But let united states render to the long tunics of the 12th and thirteenth centuries of which the Catholic sacerdotal vestments are a memory. Towards the centre of the fourteenth century the male tunics starting time suddenly to abound shorter, barely reaching to the waist. The hose become unusually adult, ascension as high every bit this new brusque tunic. The lite breeches worn by the nobles and bourgeois of the Middle Ages are really an ordinary pair of leggings, plumbing fixtures tightly, and they stop by uniting into a unmarried garment fastened at the waist. The breeches (our shorts) which covered the hose became superfluous and only remained every bit accessories called trunk hose, while the rest of hose became the stocking (has de chausse, from whence has, stocking, a word still used in French).
I have already mentioned the curious insistence on the double tunic, inherited from artifact, in Fundamental European countries. Thanks to the researches of historians we can meet through successive centuries the evolution of aloof dress which influenced the peasant fashions in French republic. Information technology was probably in false of the fashions of the Byzantine Empire, the spiritual and economic supremacy of which extended far to the West, that the double tunics of the men's costumes were diffuse during the early on Middle Ages so as to trail on the ground. It becomes difficult at this fourth dimension to distinguish the wearing apparel of the ii sexes. The elongated silhouettes which adorn the portals of the Cathedral of Chartres and many other Romanesque churches present a singular appearance not different the pipes of an organ. It was the linen shirt (chainse) covered by the long narrow tunic (bliaud). The people at that time wore either relatively short knee length blouses or tunics; which were sometimes tucked up or gathered under belts. This tucking up of the hems, which must have been rather uncomfortable, persisted among the habits of the land people. In the fifteenth century the Tres Riches Heures of the Duke Jean de Berri shows united states of america mowers and haymakers attired in this fashion. During the eighteenth century this tucking up of women's skirts was very current: that was how (more than by the utilize of rush bustles or padding) the countrywomen imitated the «paniers» of aristocratic gowns. The bad land of land roads up to the nineteenth century obliged the peasant women to tuck up their skirts almost ever.

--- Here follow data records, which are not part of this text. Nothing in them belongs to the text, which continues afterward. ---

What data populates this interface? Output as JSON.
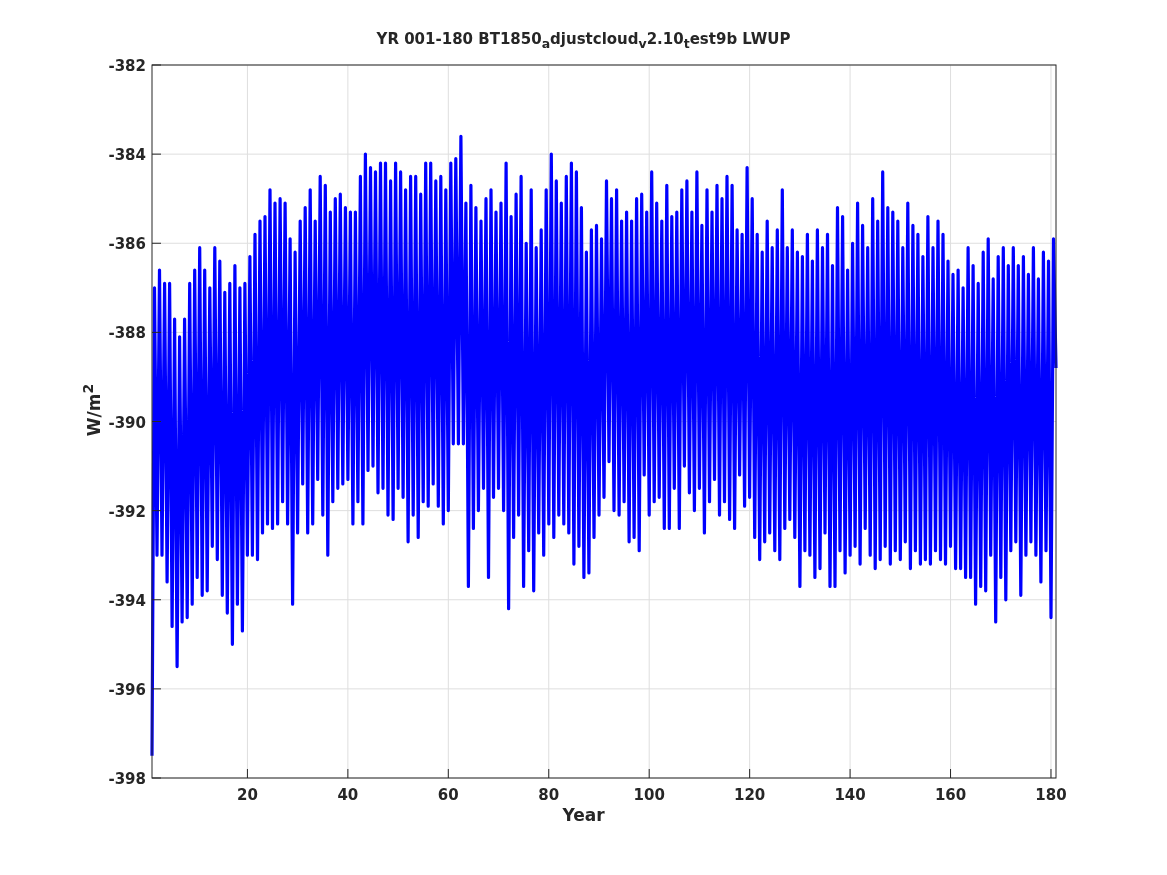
{
  "figure": {
    "chart_data": {
      "type": "line",
      "title": "YR 001-180 BT1850$_{a}$djustcloud$_{v}$2.10$_{t}$est9b LWUP",
      "xlabel": "Year",
      "ylabel": "W/m$^{2}$",
      "xlim": [
        1,
        181
      ],
      "ylim": [
        -398,
        -382
      ],
      "xticks": [
        20,
        40,
        60,
        80,
        100,
        120,
        140,
        160,
        180
      ],
      "yticks": [
        -398,
        -396,
        -394,
        -392,
        -390,
        -388,
        -386,
        -384,
        -382
      ],
      "grid": true,
      "x": [
        1,
        1.5,
        2,
        2.5,
        3,
        3.5,
        4,
        4.5,
        5,
        5.5,
        6,
        6.5,
        7,
        7.5,
        8,
        8.5,
        9,
        9.5,
        10,
        10.5,
        11,
        11.5,
        12,
        12.5,
        13,
        13.5,
        14,
        14.5,
        15,
        15.5,
        16,
        16.5,
        17,
        17.5,
        18,
        18.5,
        19,
        19.5,
        20,
        20.5,
        21,
        21.5,
        22,
        22.5,
        23,
        23.5,
        24,
        24.5,
        25,
        25.5,
        26,
        26.5,
        27,
        27.5,
        28,
        28.5,
        29,
        29.5,
        30,
        30.5,
        31,
        31.5,
        32,
        32.5,
        33,
        33.5,
        34,
        34.5,
        35,
        35.5,
        36,
        36.5,
        37,
        37.5,
        38,
        38.5,
        39,
        39.5,
        40,
        40.5,
        41,
        41.5,
        42,
        42.5,
        43,
        43.5,
        44,
        44.5,
        45,
        45.5,
        46,
        46.5,
        47,
        47.5,
        48,
        48.5,
        49,
        49.5,
        50,
        50.5,
        51,
        51.5,
        52,
        52.5,
        53,
        53.5,
        54,
        54.5,
        55,
        55.5,
        56,
        56.5,
        57,
        57.5,
        58,
        58.5,
        59,
        59.5,
        60,
        60.5,
        61,
        61.5,
        62,
        62.5,
        63,
        63.5,
        64,
        64.5,
        65,
        65.5,
        66,
        66.5,
        67,
        67.5,
        68,
        68.5,
        69,
        69.5,
        70,
        70.5,
        71,
        71.5,
        72,
        72.5,
        73,
        73.5,
        74,
        74.5,
        75,
        75.5,
        76,
        76.5,
        77,
        77.5,
        78,
        78.5,
        79,
        79.5,
        80,
        80.5,
        81,
        81.5,
        82,
        82.5,
        83,
        83.5,
        84,
        84.5,
        85,
        85.5,
        86,
        86.5,
        87,
        87.5,
        88,
        88.5,
        89,
        89.5,
        90,
        90.5,
        91,
        91.5,
        92,
        92.5,
        93,
        93.5,
        94,
        94.5,
        95,
        95.5,
        96,
        96.5,
        97,
        97.5,
        98,
        98.5,
        99,
        99.5,
        100,
        100.5,
        101,
        101.5,
        102,
        102.5,
        103,
        103.5,
        104,
        104.5,
        105,
        105.5,
        106,
        106.5,
        107,
        107.5,
        108,
        108.5,
        109,
        109.5,
        110,
        110.5,
        111,
        111.5,
        112,
        112.5,
        113,
        113.5,
        114,
        114.5,
        115,
        115.5,
        116,
        116.5,
        117,
        117.5,
        118,
        118.5,
        119,
        119.5,
        120,
        120.5,
        121,
        121.5,
        122,
        122.5,
        123,
        123.5,
        124,
        124.5,
        125,
        125.5,
        126,
        126.5,
        127,
        127.5,
        128,
        128.5,
        129,
        129.5,
        130,
        130.5,
        131,
        131.5,
        132,
        132.5,
        133,
        133.5,
        134,
        134.5,
        135,
        135.5,
        136,
        136.5,
        137,
        137.5,
        138,
        138.5,
        139,
        139.5,
        140,
        140.5,
        141,
        141.5,
        142,
        142.5,
        143,
        143.5,
        144,
        144.5,
        145,
        145.5,
        146,
        146.5,
        147,
        147.5,
        148,
        148.5,
        149,
        149.5,
        150,
        150.5,
        151,
        151.5,
        152,
        152.5,
        153,
        153.5,
        154,
        154.5,
        155,
        155.5,
        156,
        156.5,
        157,
        157.5,
        158,
        158.5,
        159,
        159.5,
        160,
        160.5,
        161,
        161.5,
        162,
        162.5,
        163,
        163.5,
        164,
        164.5,
        165,
        165.5,
        166,
        166.5,
        167,
        167.5,
        168,
        168.5,
        169,
        169.5,
        170,
        170.5,
        171,
        171.5,
        172,
        172.5,
        173,
        173.5,
        174,
        174.5,
        175,
        175.5,
        176,
        176.5,
        177,
        177.5,
        178,
        178.5,
        179,
        179.5,
        180,
        180.5,
        181
      ],
      "series": [
        {
          "color": "#0000ff",
          "values": [
            -397.5,
            -387,
            -393,
            -386.6,
            -393,
            -386.9,
            -393.6,
            -386.9,
            -394.6,
            -387.7,
            -395.5,
            -388.1,
            -394.5,
            -387.7,
            -394.4,
            -386.9,
            -394.1,
            -386.6,
            -393.5,
            -386.1,
            -393.9,
            -386.6,
            -393.8,
            -387,
            -392.8,
            -386.1,
            -393.1,
            -386.4,
            -393.9,
            -387.1,
            -394.3,
            -386.9,
            -395,
            -386.5,
            -394.1,
            -387,
            -394.7,
            -386.9,
            -393,
            -386.3,
            -393,
            -385.8,
            -393.1,
            -385.5,
            -392.5,
            -385.4,
            -392.3,
            -384.8,
            -392.4,
            -385.1,
            -392.3,
            -385,
            -391.8,
            -385.1,
            -392.3,
            -385.9,
            -394.1,
            -386.2,
            -392.5,
            -385.5,
            -391.4,
            -385.2,
            -392.5,
            -384.8,
            -392.3,
            -385.5,
            -391.3,
            -384.5,
            -392.1,
            -384.7,
            -393,
            -385.3,
            -391.8,
            -385,
            -391.5,
            -384.9,
            -391.4,
            -385.2,
            -391.3,
            -385.3,
            -392.3,
            -385.3,
            -391.8,
            -384.5,
            -392.3,
            -384,
            -391.1,
            -384.3,
            -391,
            -384.4,
            -391.6,
            -384.2,
            -391.5,
            -384.2,
            -392.1,
            -384.6,
            -392.2,
            -384.2,
            -391.5,
            -384.4,
            -391.7,
            -384.8,
            -392.7,
            -384.5,
            -392.1,
            -384.5,
            -392.6,
            -384.9,
            -391.8,
            -384.2,
            -391.9,
            -384.2,
            -391.4,
            -384.6,
            -391.9,
            -384.5,
            -392.3,
            -384.8,
            -392,
            -384.2,
            -390.5,
            -384.1,
            -390.5,
            -383.6,
            -390.5,
            -385.1,
            -393.7,
            -384.7,
            -392.4,
            -385.2,
            -392,
            -385.5,
            -391.5,
            -385,
            -393.5,
            -384.8,
            -391.7,
            -385.3,
            -391.5,
            -385.1,
            -392,
            -384.2,
            -394.2,
            -385.4,
            -392.6,
            -384.9,
            -392.1,
            -384.5,
            -393.7,
            -386,
            -392.9,
            -384.8,
            -393.8,
            -386.1,
            -392.5,
            -385.7,
            -393,
            -384.8,
            -392.3,
            -384,
            -392.6,
            -384.6,
            -392.1,
            -385.1,
            -392.3,
            -384.5,
            -392.5,
            -384.2,
            -393.2,
            -384.4,
            -392.8,
            -385.2,
            -393.5,
            -386.2,
            -393.4,
            -385.7,
            -392.6,
            -385.6,
            -392.1,
            -385.9,
            -391.7,
            -384.6,
            -390.9,
            -385,
            -392,
            -384.8,
            -392.1,
            -385.5,
            -391.8,
            -385.3,
            -392.7,
            -385.5,
            -392.6,
            -385,
            -392.9,
            -384.9,
            -391.2,
            -385.3,
            -392.1,
            -384.4,
            -391.8,
            -385.1,
            -391.7,
            -385.5,
            -392.4,
            -384.7,
            -392.4,
            -385.4,
            -391.5,
            -385.3,
            -392.4,
            -384.8,
            -391,
            -384.6,
            -391.6,
            -385.3,
            -392,
            -384.4,
            -391.5,
            -385.6,
            -392.5,
            -384.8,
            -391.8,
            -385.3,
            -391.3,
            -384.7,
            -392.1,
            -385,
            -391.8,
            -384.5,
            -392.2,
            -384.7,
            -392.4,
            -385.7,
            -391.2,
            -385.8,
            -391.9,
            -384.3,
            -391.7,
            -385,
            -392.6,
            -385.8,
            -393.1,
            -386.2,
            -392.7,
            -385.5,
            -392.5,
            -386.1,
            -392.9,
            -385.7,
            -393.1,
            -384.8,
            -392.4,
            -386.1,
            -392.2,
            -385.7,
            -392.6,
            -386.2,
            -393.7,
            -386.3,
            -392.9,
            -385.8,
            -393,
            -386.4,
            -393.5,
            -385.7,
            -393.3,
            -386.1,
            -392.5,
            -385.8,
            -393.7,
            -386.5,
            -393.7,
            -385.2,
            -392.9,
            -385.4,
            -393.4,
            -386.6,
            -393,
            -386,
            -392.8,
            -385.1,
            -393.2,
            -385.6,
            -392.4,
            -386.1,
            -393,
            -385,
            -393.3,
            -385.5,
            -393.1,
            -384.4,
            -392.8,
            -385.2,
            -393.2,
            -385.3,
            -392.9,
            -385.5,
            -393.1,
            -386.1,
            -392.7,
            -385.1,
            -393.3,
            -385.6,
            -392.9,
            -385.8,
            -393.2,
            -386.3,
            -393.1,
            -385.4,
            -393.2,
            -386.1,
            -392.9,
            -385.5,
            -393.1,
            -385.8,
            -393.2,
            -386.4,
            -392.8,
            -386.7,
            -393.3,
            -386.6,
            -393.3,
            -387,
            -393.5,
            -386.1,
            -393.5,
            -386.5,
            -394.1,
            -386.9,
            -393.7,
            -386.2,
            -393.8,
            -385.9,
            -393,
            -386.8,
            -394.5,
            -386.3,
            -393.5,
            -386.1,
            -394,
            -386.5,
            -392.9,
            -386.1,
            -392.7,
            -386.5,
            -393.9,
            -386.3,
            -393,
            -386.7,
            -392.7,
            -386.1,
            -393,
            -386.8,
            -393.6,
            -386.2,
            -392.9,
            -386.4,
            -394.4,
            -385.9,
            -388.8
          ]
        }
      ]
    }
  }
}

From the thirteenth century, and very clearly in the fourteenth, clothes became more complicated and articles of wear announced which we find in the traditional costumes every bit well as in modern dress. Each of the two tunics is once more doubled: and we observe the shirt is covered by a doublet, the ancestor of our waistcoat. At the aforementioned time the outer apparel (the bliaud, the aboriginal dalmatic) is divided into coat and sur-coat, the ancestors of our jacket and overcoat respectively. In the fourteenth century most of these articles of clothing were close-fitting, which distinguishes them from the dress of the eleventh and twelfth centuries. Therefore information technology is during the fourteenth century that the close-fitting elements of traditional costume originated (we must non forget that nothing remains of the loose tunics merely the blouse or the cape). And here it is that the practice of padding, which we find in and then many regional feminine costumes, starts. During the Center Ages knitwear was unknown (knitted hose began to be mentioned in the fifteenth century). The utilise of knitwear for underclothes is quite modernistic. Lacking jerseys, our ancestors used padded linings between 2 layers of quilted linen. This technique was very important in determining the silhouette: padding allows for artful deformation, and helps to find a mode of « line ».

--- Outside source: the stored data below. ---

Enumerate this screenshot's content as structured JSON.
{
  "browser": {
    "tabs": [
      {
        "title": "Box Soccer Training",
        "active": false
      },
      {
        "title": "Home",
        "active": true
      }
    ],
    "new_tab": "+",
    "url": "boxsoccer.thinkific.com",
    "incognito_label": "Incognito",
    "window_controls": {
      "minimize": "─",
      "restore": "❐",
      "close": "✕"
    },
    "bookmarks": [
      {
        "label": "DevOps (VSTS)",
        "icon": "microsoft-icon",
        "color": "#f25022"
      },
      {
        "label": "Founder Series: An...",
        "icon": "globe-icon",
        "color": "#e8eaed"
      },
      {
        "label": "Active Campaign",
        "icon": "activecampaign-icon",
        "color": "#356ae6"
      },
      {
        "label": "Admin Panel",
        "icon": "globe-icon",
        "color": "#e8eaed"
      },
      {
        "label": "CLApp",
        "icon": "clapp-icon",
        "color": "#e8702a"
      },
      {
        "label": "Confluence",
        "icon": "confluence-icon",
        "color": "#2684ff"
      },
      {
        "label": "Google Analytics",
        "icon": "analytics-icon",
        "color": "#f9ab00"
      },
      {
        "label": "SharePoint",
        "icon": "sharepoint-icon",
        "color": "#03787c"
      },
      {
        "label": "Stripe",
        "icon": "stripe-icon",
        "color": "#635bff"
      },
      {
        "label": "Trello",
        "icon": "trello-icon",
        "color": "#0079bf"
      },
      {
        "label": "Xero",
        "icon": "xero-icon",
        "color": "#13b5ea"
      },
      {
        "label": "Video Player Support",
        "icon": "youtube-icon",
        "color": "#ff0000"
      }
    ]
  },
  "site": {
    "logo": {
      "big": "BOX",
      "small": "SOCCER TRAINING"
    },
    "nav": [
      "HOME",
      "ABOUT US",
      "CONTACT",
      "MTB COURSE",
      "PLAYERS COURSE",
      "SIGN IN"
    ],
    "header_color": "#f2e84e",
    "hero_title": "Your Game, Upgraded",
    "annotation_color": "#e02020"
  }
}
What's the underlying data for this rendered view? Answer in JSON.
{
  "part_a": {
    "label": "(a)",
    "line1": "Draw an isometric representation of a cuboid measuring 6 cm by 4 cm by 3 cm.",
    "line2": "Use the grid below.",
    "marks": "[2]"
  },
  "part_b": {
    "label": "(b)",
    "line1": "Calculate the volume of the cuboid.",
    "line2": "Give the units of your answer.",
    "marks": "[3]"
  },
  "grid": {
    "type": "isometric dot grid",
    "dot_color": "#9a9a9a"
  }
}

We accept already recalled the « paniers » of the dresses during the Sometime Regime. It was only the end of a long tradition, the first excesses having appeared in the fourteenth century, particularly at the court of Isabeau of Bavaria. At that time women affected a waddle. Even their hair was padded, and rose in fabulous hennins: the high coifs of Normandy and Saintonge have kept the retentivity alive. As to the dresses, they became corsets, that is to say short, slashed in the bodices, and laced. During the winter the corset was lined with fur. Information technology introduced in the land the wearing of close fitting dresses in such heavy fabric, that they supported the torso without whalebones. And so it is that the torso of woman since the fourteenth century upwards to the traditional costumes of our regions, has been stiffly trussed. In the case of the Savoyard costume the local aesthetic demands a square trunk « the clock case ».
Many of import changes cartel from this menstruum. The neckerchief was one of the most charming features of eigteenth century fashions and some of our regional bodices seem to take imitated this fashion of Marie-Antoinette's court: certainly information technology helped enormously to popularize the shawl, but the scarf had existed since the fourteenth century; Enlart explains that it had originally been a traveling-bag, but had get a strip of material worn over both shoulders or beyond 1 (Le Costume, Paris, Picard, 1916, p. 94.).
Therefore, nosotros cannot exaggerate the important influence that aristocratic fashions in the fourteenth century exercised on the ulterior development of traditional dress. M. Marcel Mauss often stresses the deep impression fabricated by the coming of Isabeau of Bavaria and her court; for the first time a gustation for luxury was implanted in French mediaeval club.
The peasants came in to this heritage during the following centuries and made just few subsequent changes in their dress until the nineteenth century, when the invasion of readymade clothes reached even French villages. When feminine wearing apparel was divided into bodice (caraco) and skirt and sure masculine festive clothes included the culotte à la Français and the iii-cornered chapeau, the chief variations of the traditional costume since the Hundred Years' State of war had taken place. The residuum is a question of local evolution, of conservatism or imitation peculiar to certain regions, villages or even parishes.
We take still to consider the influence of the romantic age on this series of evolutions. But here the written report of costume was impeded by a controversy on quite another bailiwick. Students of folk-lore began by studying legends, tales and superstitious beliefs instead of popular life. Eminent nineteenth century sociologists applied themselves to notice links between these traditions and the infidel religions of antiquity. The aroma was hot, and the chase was successful. Perhaps too successful. There was a time when every thing, from the use of the umbrella to the growing of pumpkins, was explained by solar myths; so in folk-lore everything was due to pagan cults. The reaction was inevitable.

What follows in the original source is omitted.